Creating Circular Buffer lib

I've done this type of thing many times in embedded environments over the past few decades.
The thing to think about is what information needs to be in the Q.
For example, rather than have a token to indicate the function, it could be a pointer to the actual function.
Then does the function need any sort of context argument?
i.e. maybe you want to call the same function with some sort of context or instance information.

I finally ended up using function pointers and a void pointer as an argument to the function for each Q entry.
I also used a "magic" function pointer of -1 to indicate that the argument is a pointer to
an integer that should be increment rather being an argument to a function to be called.
There are some interesting things you can do with the mechanism especially if there is a timer/timeout
mechanism that uses the same Qs. (It allows easy timeout processing in foreground routines).

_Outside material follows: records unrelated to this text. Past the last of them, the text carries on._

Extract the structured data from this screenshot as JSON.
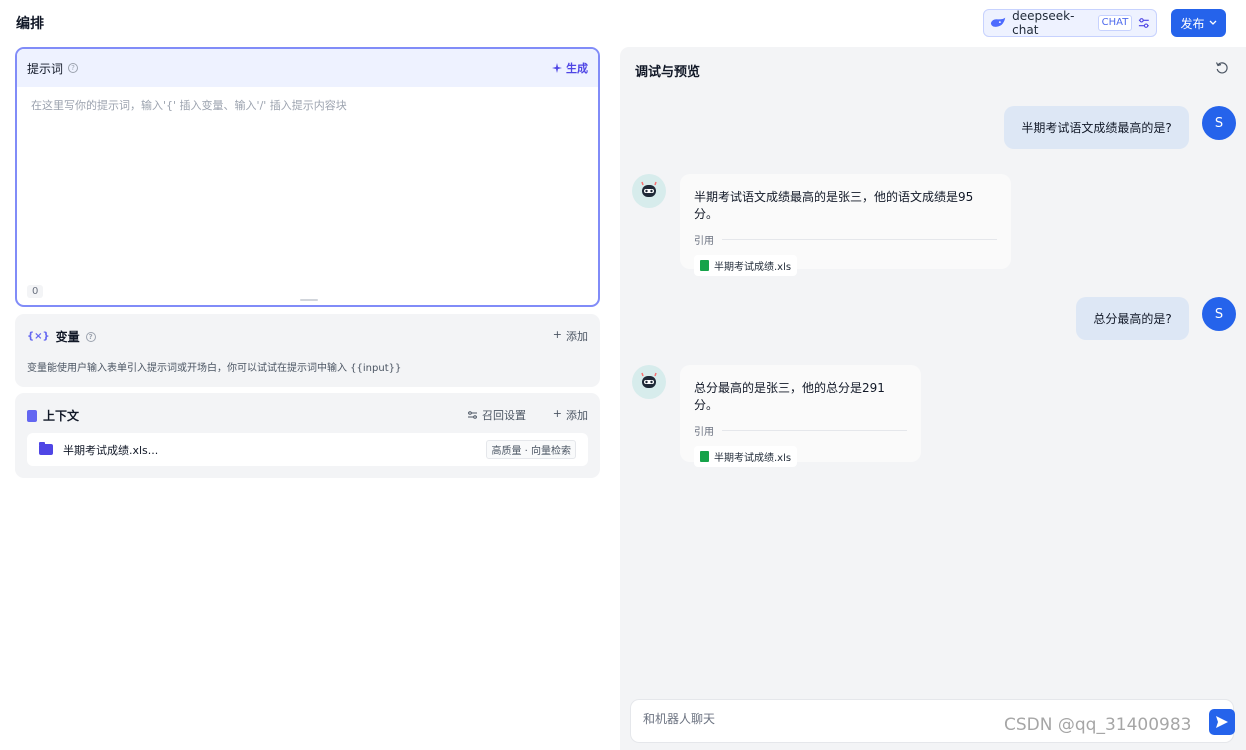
{
  "header": {
    "title": "编排"
  },
  "model_selector": {
    "name": "deepseek-chat",
    "tag": "CHAT",
    "icon": "whale-icon"
  },
  "publish": {
    "label": "发布"
  },
  "prompt": {
    "title": "提示词",
    "generate_label": "生成",
    "placeholder": "在这里写你的提示词，输入'{' 插入变量、输入'/' 插入提示内容块",
    "char_count": "0"
  },
  "variables": {
    "icon_text": "{×}",
    "title": "变量",
    "add_label": "添加",
    "description": "变量能使用户输入表单引入提示词或开场白，你可以试试在提示词中输入 {{input}}"
  },
  "context": {
    "title": "上下文",
    "recall_label": "召回设置",
    "add_label": "添加",
    "items": [
      {
        "name": "半期考试成绩.xls...",
        "tag": "高质量 · 向量检索"
      }
    ]
  },
  "debug": {
    "title": "调试与预览",
    "messages": [
      {
        "role": "user",
        "avatar": "S",
        "text": "半期考试语文成绩最高的是?"
      },
      {
        "role": "bot",
        "text": "半期考试语文成绩最高的是张三，他的语文成绩是95分。",
        "cite_label": "引用",
        "file": "半期考试成绩.xls"
      },
      {
        "role": "user",
        "avatar": "S",
        "text": "总分最高的是?"
      },
      {
        "role": "bot",
        "text": "总分最高的是张三，他的总分是291分。",
        "cite_label": "引用",
        "file": "半期考试成绩.xls"
      }
    ],
    "input_placeholder": "和机器人聊天"
  },
  "watermark": "CSDN @qq_31400983",
  "colors": {
    "accent": "#2563eb",
    "indigo": "#4f46e5",
    "panel_bg": "#f3f4f6",
    "user_bubble": "#dde7f5"
  }
}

The thing to really weigh in the AVR environment is the trade off between RAM usage and flash usage
and the realtime needs of processing the Q.
For example, if the number of different functions to call is quite large and the Q contains a token,
then not only does it consume extra code but it can take additional time to do the translation
if a lookup table is not used. However, on the AVR if you use a lookup table, that consumes RAM by default.
RAM is quite precious on the AVR chips.
If you convert it to use PROGMEM instead, then it no longer uses RAM for the lookup but takes longer to perform the lookup.

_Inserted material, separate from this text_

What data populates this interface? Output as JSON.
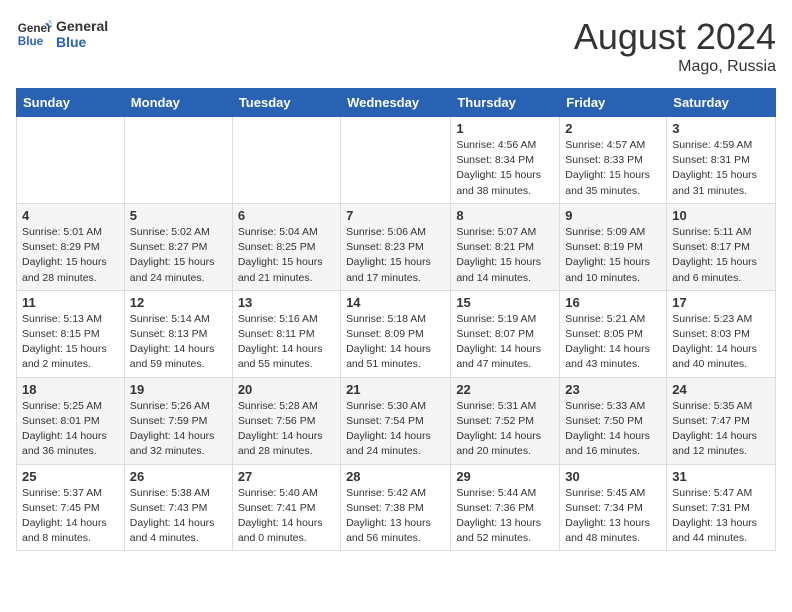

If you don't use a token and use function pointers, then each entry needs 2 bytes per function pointer vs 1
when it is token. However, the processing time to get an entry from the Q and call the function will be
much shorter.
But if you have lots of entries in the Q, then the RAM use can be an issue.

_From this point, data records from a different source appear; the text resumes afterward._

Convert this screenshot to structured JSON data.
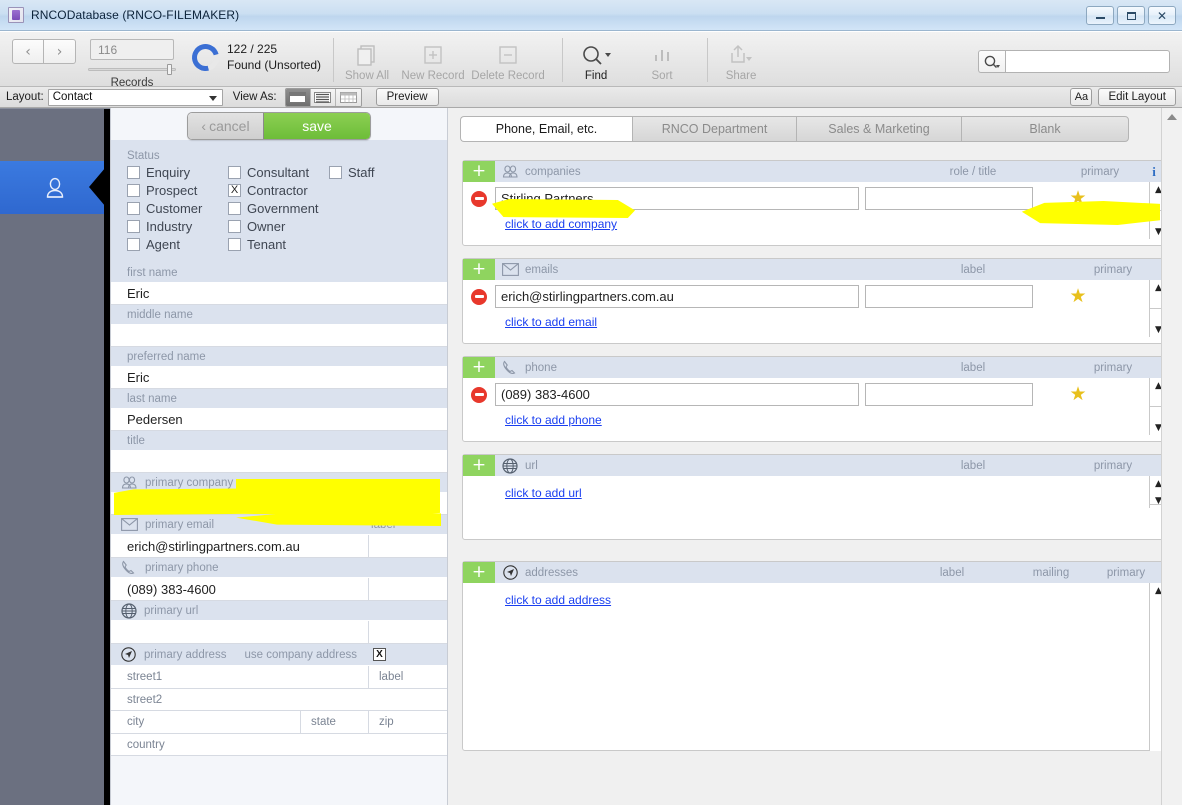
{
  "window": {
    "title": "RNCODatabase (RNCO-FILEMAKER)",
    "app_icon": "filemaker-icon",
    "minimize": "minimize-icon",
    "maximize": "maximize-icon",
    "close": "close-icon"
  },
  "toolbar": {
    "prev_label": "‹",
    "next_label": "›",
    "record_number": "116",
    "records_label": "Records",
    "found_count": "122 / 225",
    "found_status": "Found (Unsorted)",
    "items": [
      {
        "label": "Show All",
        "icon": "show-all-icon",
        "enabled": false
      },
      {
        "label": "New Record",
        "icon": "new-record-icon",
        "enabled": false
      },
      {
        "label": "Delete Record",
        "icon": "delete-record-icon",
        "enabled": false
      },
      {
        "label": "Find",
        "icon": "find-icon",
        "enabled": true
      },
      {
        "label": "Sort",
        "icon": "sort-icon",
        "enabled": false
      },
      {
        "label": "Share",
        "icon": "share-icon",
        "enabled": false
      }
    ],
    "search_value": "",
    "search_placeholder": ""
  },
  "layoutbar": {
    "layout_label": "Layout:",
    "layout_value": "Contact",
    "view_as_label": "View As:",
    "view_modes": [
      "view-as-form",
      "view-as-list",
      "view-as-table"
    ],
    "active_view_mode": 0,
    "preview_label": "Preview",
    "text_format_label": "Aa",
    "edit_layout_label": "Edit Layout"
  },
  "rail": {
    "items": [
      {
        "name": "contact-rail-item",
        "icon": "person-icon",
        "active": true
      }
    ]
  },
  "form": {
    "cancel_label": "cancel",
    "save_label": "save",
    "status_title": "Status",
    "status_options": [
      {
        "label": "Enquiry",
        "checked": false
      },
      {
        "label": "Consultant",
        "checked": false
      },
      {
        "label": "Staff",
        "checked": false
      },
      {
        "label": "Prospect",
        "checked": false
      },
      {
        "label": "Contractor",
        "checked": true
      },
      {
        "label": "Customer",
        "checked": false
      },
      {
        "label": "Government",
        "checked": false
      },
      {
        "label": "Industry",
        "checked": false
      },
      {
        "label": "Owner",
        "checked": false
      },
      {
        "label": "Agent",
        "checked": false
      },
      {
        "label": "Tenant",
        "checked": false
      }
    ],
    "fields": [
      {
        "label": "first name",
        "value": "Eric"
      },
      {
        "label": "middle name",
        "value": ""
      },
      {
        "label": "preferred name",
        "value": "Eric"
      },
      {
        "label": "last name",
        "value": "Pedersen"
      },
      {
        "label": "title",
        "value": ""
      }
    ],
    "primary_company_label": "primary company",
    "primary_company_value": "",
    "primary_company_icon": "company-icon",
    "primary_email_label": "primary email",
    "primary_email_value": "erich@stirlingpartners.com.au",
    "primary_email_icon": "envelope-icon",
    "primary_phone_label": "primary phone",
    "primary_phone_value": "(089) 383-4600",
    "primary_phone_icon": "phone-icon",
    "primary_url_label": "primary url",
    "primary_url_value": "",
    "primary_url_icon": "globe-icon",
    "label_col_label": "label",
    "address_header": {
      "icon": "compass-icon",
      "title": "primary address",
      "action": "use company  address",
      "clear": "X"
    },
    "address_fields": {
      "street1": "street1",
      "street1_label": "label",
      "street2": "street2",
      "city": "city",
      "state": "state",
      "zip": "zip",
      "country": "country"
    }
  },
  "main": {
    "tabs": [
      {
        "label": "Phone, Email, etc.",
        "active": true
      },
      {
        "label": "RNCO Department",
        "active": false
      },
      {
        "label": "Sales & Marketing",
        "active": false
      },
      {
        "label": "Blank",
        "active": false
      }
    ],
    "panels": [
      {
        "name": "companies",
        "icon": "company-icon",
        "title": "companies",
        "columns": [
          "role / title",
          "primary"
        ],
        "info_icon": "info-icon",
        "has_info": true,
        "rows": [
          {
            "value": "Stirling Partners",
            "label": "",
            "primary": true
          }
        ],
        "add_link": "click to add company"
      },
      {
        "name": "emails",
        "icon": "envelope-icon",
        "title": "emails",
        "columns": [
          "label",
          "primary"
        ],
        "has_info": false,
        "rows": [
          {
            "value": "erich@stirlingpartners.com.au",
            "label": "",
            "primary": true
          }
        ],
        "add_link": "click to add email"
      },
      {
        "name": "phone",
        "icon": "phone-icon",
        "title": "phone",
        "columns": [
          "label",
          "primary"
        ],
        "has_info": false,
        "rows": [
          {
            "value": "(089) 383-4600",
            "label": "",
            "primary": true
          }
        ],
        "add_link": "click to add phone"
      },
      {
        "name": "url",
        "icon": "globe-icon",
        "title": "url",
        "columns": [
          "label",
          "primary"
        ],
        "has_info": false,
        "rows": [],
        "add_link": "click to add url"
      },
      {
        "name": "addresses",
        "icon": "compass-icon",
        "title": "addresses",
        "columns": [
          "label",
          "mailing",
          "primary"
        ],
        "has_info": false,
        "rows": [],
        "add_link": "click to add address"
      }
    ]
  },
  "colors": {
    "accent_blue": "#3b7ae0",
    "save_green": "#6dbd39",
    "add_green": "#8fd45f",
    "remove_red": "#e8382c",
    "star_yellow": "#e8c01c",
    "highlight_yellow": "#ffff00",
    "label_bg": "#dbe2ee",
    "label_text": "#8d97a8",
    "link_blue": "#1a3ff0"
  }
}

It all comes down to trade-offs. What works "best" is really just a compromise that fits best into the
environment.

As far is getting the Q'ing code up and debugged. I'd write it and debug in on a bigger machine.
i.e. PC/MAC Unix/Linux machine where there are good debug tools. If the code is all in C it can be made
to be 100% portable and you will spend very little time (if any) having to fight logic/coding issues in the
Arduino environment (which has very limited debugging tools).